Secret Society: Knights Templar (*Bagian 1)


537

Secret Society: Knights Templar (*Bagian 1)

Oleh: Ndaru Anugerah

“Bang, ditunggu kelanjutannya soal secret society,” demikian pesan singkat seorang netizen kepada saya, setelah saya mengulas sekilas tentang organisasi rahasia sebelumnya. (baca disini)

Saya pikir, karena saya sudah janji akan mengulasnya dan mumpung saya ada sedikit waktu, saya coba merespon ‘tantangan’ yang diajukan netizen tersebut.

Berbicara soal secret society, rasanya nggak lengkap kalo kita tidak mengulas Knights Templar (KT) terlebih dahulu, sebagai cikal bakal organisasi rahasia di abad modern.

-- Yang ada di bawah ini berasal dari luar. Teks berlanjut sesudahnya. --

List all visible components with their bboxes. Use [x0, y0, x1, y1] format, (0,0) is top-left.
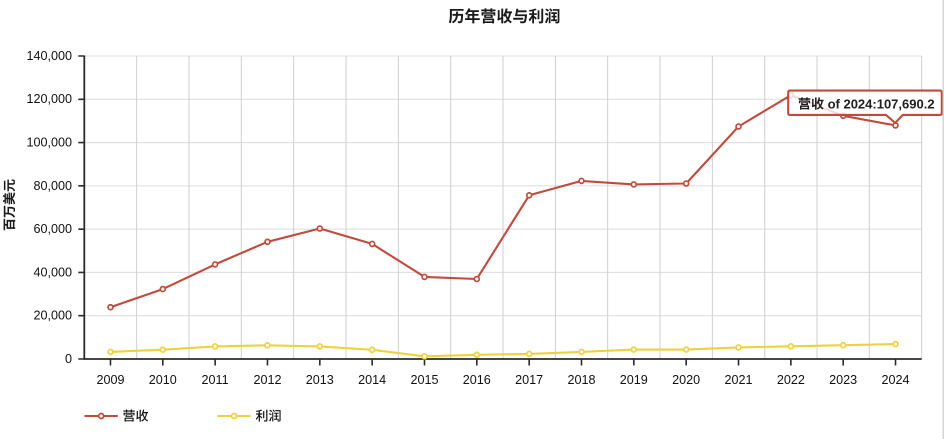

Bagaimana cerita tentang KT?

Setelah menaklukkan pasukan kekhalifahan Fatimiyah di tahun 1099 dalam Perang Salib pertama yang dideklarasi oleh Paus Urbanus di tahun 1095, pasukan Kristen berhasil menguasai Tanah Suci Yerusalem.

Akibatnya banyak peziarah Kristen yang mulai berani berkunjung ke Tanah Suci, karena dinilai statusnya telah aman.

Namun, perampok dan bandit masih saja bergentayangan di seputar Tanah Suci dan mengganggu para peziarah. Bahkan nggak sedikit nasib para peziarah yang akhirnya meregang nyawa akibat dibantai oleh para bromocorah. (https://archive.org/details/templarsknightso0000burm/page/n1/mode/2up)

Kondisi ini mendorong sosok ksatria asal Perancis yang bernama Hugues de Payens untuk mendirikan pasukan penjaga para peziarah, agar mereka aman dari gangguan selama berkunjung ke Yerusalem. Rencana Payens kemudian mendapat green light dari penguasa Yerusalem saat itu, Raja Baldwin II.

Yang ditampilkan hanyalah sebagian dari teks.